I headed out of town. . . my town, anyway, looking for something, anything, to make me stop.
Mile after mile. Traffic giving way to open roads, rolling hills. Me lost somewhere. Thinking. Wondering.
I could come back this way another day, I thought, laughing as I remembered Robert Frost poems posing the opposite. Yes, there is never any coming back. Way leads to way, etc. Never the same river twice.
Time passed, I'm sure. Back home, I called my mother. She did not want dinner. Nor, in fact, was she expecting me! A jolt passed through me. O.K. I said. O.K.
I felt guilty and free.
I ran to the store to get half a smoked chicken, but they did not have any. They did have ribs. That is what I got.
Back home, I put a log in the fire pit. The cats showed up. I made my dinner outside, ribs, avocado with garlic, and a glass of red wine. I'd already fed the cat, but she has gotten to be a beggar when I eat even though she rarely likes what I give her. I threw her a rib bone that still had tatters and tags of fat and meat. It apparently was what she has been waiting for all along. She went at the rib. She ate the skin, licked the fat, and then she began crunching the bones like a leopard. She's a little wild, that one.
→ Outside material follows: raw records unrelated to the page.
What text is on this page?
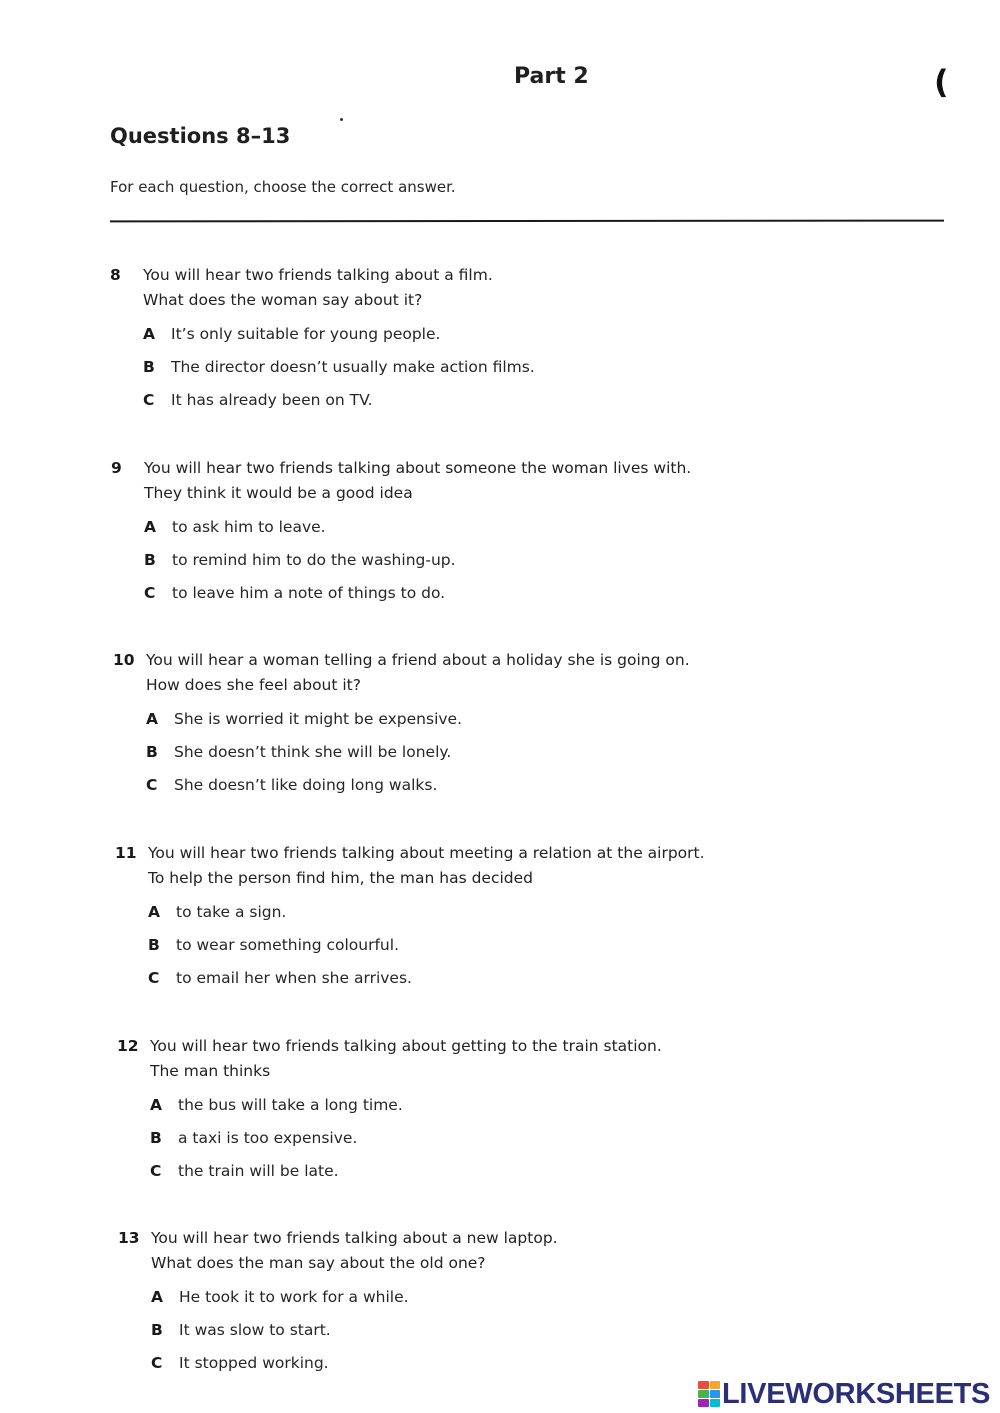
Part 2	(
Questions 8–13
For each question, choose the correct answer.
8 You will hear two friends talking about a film.
What does the woman say about it?
A It’s only suitable for young people.
B The director doesn’t usually make action films.
C It has already been on TV.
9 You will hear two friends talking about someone the woman lives with.
They think it would be a good idea
A to ask him to leave.
B to remind him to do the washing-up.
C to leave him a note of things to do.
10 You will hear a woman telling a friend about a holiday she is going on.
How does she feel about it?
A She is worried it might be expensive.
B She doesn’t think she will be lonely.
C She doesn’t like doing long walks.
11 You will hear two friends talking about meeting a relation at the airport.
To help the person find him, the man has decided
A to take a sign.
B to wear something colourful.
C to email her when she arrives.
12 You will hear two friends talking about getting to the train station.
The man thinks
A the bus will take a long time.
B a taxi is too expensive.
C the train will be late.
13 You will hear two friends talking about a new laptop.
What does the man say about the old one?
A He took it to work for a while.
B It was slow to start.
C It stopped working.
LIVEWORKSHEETS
The fire log had been sitting in a container that was damp and so did not really ever blaze. Rather, it did a slow, low burn that was very unimpressive. Dark and cold were falling. I made a quick clean up and poured a glass of whiskey. In the distance was a barking dog. Houselights began to glow. Some early Christmas lights as well. The old melancholia dropped in to say hello. How many happy holidays, it asked? How many unhappy ones? There's a hard call. I was pretty sure I could predict what this one would be, though. It will be much like last, passing almost unnoticed but for a few sad moments. Mr. Melancholy nodded as if in agreement.
The maids come again today. I have messes to clean before they arrive. These messes, the leaving about of many things on horizontal surfaces, is a hillbilly trait I realize. Had I been trained as a child, everything would go back whence it came immediately. There would be no lying around. But I wasn't trained and do not know where things go. I am as disorganized as anyone you will meet. That is true, at least, externally. My head is well organized. It was trained--Kingdom, Phylum, Family, Genus, Species. The drawers of my house are a mess. My mental drawers, however. . . are another thing.
But I must deal with the existential world right now. And sometime later today, things will sparkle. They will shine.
The city put up the holiday decorations on the Boulevard this week. I may take a stroll downtown to see, And though I am living with marginal drinking, I may stop in someplace for a glass of wine. To be out and about, you know, on a fine holiday eve. Just to see if I'm alive or have become a ghost. Just, perchance, to speak.
If, of course, the opportunity should arise.